Für Mindestlohn in Euskirchen
Auch in Euskirchen zogen Aktive vor die örtliche Mc Donald's Niederlassung und protestierten gegen Lohndumping. Viele Passantinnen und Passanten zeigten sich aufgeschlossen für die Forderung nach einem Mindestlohn.
Ulla Lötzer in Köln-Mühlheim
Im Rahmen der NRW-weiten Aktionen für die Einführung eines Mindestlohns informierte Ulla Lötzer, Mitglied der Fraktion DIE LINKE., in Köln-Mühlheim Bürgerinnen und Bürger vor der Filiale eines amerikanischen Frikadellen-Braters über die parlamentarischen Initiativen ihrer Fraktion.
Mauer gegen Armutslöhne
Mit einer „Mauer gegen Armutslöhne“ protestierten Aktive am Wochenende vor Mc Donald’s in Bocholt. Im Rahmen der bundesweihten Kampagne setzten sie sich dafür ein, dass in Deutschland ein Mindestbruttostundenlohn von 8 Euro eingeführt und dieser schrittweise auf 9 Euro angehoben wird. Mc Donald’s sei ein klassisches Beispiel dafür, dass viele Menschen für einen viel zu geringen Lohn arbeiten müssten, unterstrich Rainer Sauer, einer der Initiatoren der Aktion in Bocholt. Beispiele wie die Niederlande und England zeigten, das die Wirtschaft auch mit Mindestlöhnen funktioniere. Im Kombilohn, der staatliche Unterstützung mit dem Einkommen kombiniert, sieht Sauer nur einen weiteren Anreiz für Firmen, ihr eigenes Entgelt weiter zu senken.

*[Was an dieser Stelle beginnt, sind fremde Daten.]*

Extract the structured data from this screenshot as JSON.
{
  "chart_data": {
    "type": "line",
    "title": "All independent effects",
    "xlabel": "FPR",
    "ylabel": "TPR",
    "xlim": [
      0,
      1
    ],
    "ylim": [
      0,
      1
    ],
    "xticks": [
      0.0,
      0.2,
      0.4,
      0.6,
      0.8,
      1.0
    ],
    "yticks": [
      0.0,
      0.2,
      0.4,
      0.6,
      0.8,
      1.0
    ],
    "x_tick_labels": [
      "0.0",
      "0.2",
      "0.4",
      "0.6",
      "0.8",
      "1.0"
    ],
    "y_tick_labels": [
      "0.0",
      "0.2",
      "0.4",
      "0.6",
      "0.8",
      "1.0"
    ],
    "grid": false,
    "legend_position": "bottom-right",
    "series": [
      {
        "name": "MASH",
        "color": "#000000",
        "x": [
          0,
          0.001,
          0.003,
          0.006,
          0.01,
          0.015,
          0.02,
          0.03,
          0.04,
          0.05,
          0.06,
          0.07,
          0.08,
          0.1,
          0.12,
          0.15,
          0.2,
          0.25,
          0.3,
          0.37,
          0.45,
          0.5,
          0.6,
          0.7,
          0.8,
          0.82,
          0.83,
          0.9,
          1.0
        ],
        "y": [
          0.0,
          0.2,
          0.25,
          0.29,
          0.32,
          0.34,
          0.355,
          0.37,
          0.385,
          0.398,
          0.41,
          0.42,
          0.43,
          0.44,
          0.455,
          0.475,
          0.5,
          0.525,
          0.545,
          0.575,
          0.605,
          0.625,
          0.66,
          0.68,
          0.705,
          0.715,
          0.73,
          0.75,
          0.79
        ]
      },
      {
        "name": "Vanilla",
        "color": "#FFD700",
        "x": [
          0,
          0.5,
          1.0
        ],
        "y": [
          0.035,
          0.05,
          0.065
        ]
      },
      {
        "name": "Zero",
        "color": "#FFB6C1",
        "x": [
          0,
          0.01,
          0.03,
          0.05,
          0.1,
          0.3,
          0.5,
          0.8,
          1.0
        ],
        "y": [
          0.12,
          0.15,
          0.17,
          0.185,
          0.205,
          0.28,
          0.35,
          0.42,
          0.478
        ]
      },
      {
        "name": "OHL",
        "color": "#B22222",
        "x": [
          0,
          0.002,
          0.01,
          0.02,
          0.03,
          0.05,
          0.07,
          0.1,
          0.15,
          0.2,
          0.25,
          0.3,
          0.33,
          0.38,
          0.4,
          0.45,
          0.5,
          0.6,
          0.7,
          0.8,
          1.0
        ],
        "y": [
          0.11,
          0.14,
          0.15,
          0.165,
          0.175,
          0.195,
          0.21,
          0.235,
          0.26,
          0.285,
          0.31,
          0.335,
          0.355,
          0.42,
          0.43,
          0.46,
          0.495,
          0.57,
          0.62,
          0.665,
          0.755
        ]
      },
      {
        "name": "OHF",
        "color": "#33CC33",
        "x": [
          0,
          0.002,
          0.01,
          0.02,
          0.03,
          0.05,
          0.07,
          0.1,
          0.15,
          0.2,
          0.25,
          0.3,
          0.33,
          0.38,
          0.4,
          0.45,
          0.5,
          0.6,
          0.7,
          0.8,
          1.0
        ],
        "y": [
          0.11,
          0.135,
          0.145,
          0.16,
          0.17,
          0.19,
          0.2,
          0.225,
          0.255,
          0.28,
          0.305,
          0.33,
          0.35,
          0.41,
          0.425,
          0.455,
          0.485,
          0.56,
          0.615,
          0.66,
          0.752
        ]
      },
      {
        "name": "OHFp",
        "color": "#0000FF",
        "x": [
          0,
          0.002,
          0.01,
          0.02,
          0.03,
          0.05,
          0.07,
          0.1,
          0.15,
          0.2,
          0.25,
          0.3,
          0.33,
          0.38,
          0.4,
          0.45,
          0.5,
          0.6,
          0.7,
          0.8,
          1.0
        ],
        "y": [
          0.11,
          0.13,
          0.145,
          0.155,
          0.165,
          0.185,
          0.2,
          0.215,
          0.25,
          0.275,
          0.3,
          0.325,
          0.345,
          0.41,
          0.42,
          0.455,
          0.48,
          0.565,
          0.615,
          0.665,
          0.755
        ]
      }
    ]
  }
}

Mindestlohn bei US-Frikadellen-Brater gefordert
"Nicht für 'nen Appel und 'n Ei - Mindestlohn jetzt!" wird es am 10. Juni vor rund vierzig Mc Donald's Filialen in Nordrhein-Westfalen heißen. Im Rahmen der 8+-Kampagne für die Einführung eines gesetzlichh garantierten Mindestlohns werden am kommenden Samstag Aktive eine "Mauer gegen Armutslöhne" vor Niederlassungen des US-Frikadellen-Braters errichten. Der Konzern gilt als eines jener Unternehmen, das seinen bundesweit rund 50.000 Mitarbeitern vielfach Einkommen zumutet, die deutlich unter dem geforderten Mindeststundenlohn von 8 Euro liegen. Gemeinsam mit Wolfgang Zimmermann und Rainer Sauer stellte Ulla Lötzer, Mitglied der Fraktion DIE LINKE., heute im Düsseldorfer Landtag die bevorstehenden Initiativen der Kampagne vor.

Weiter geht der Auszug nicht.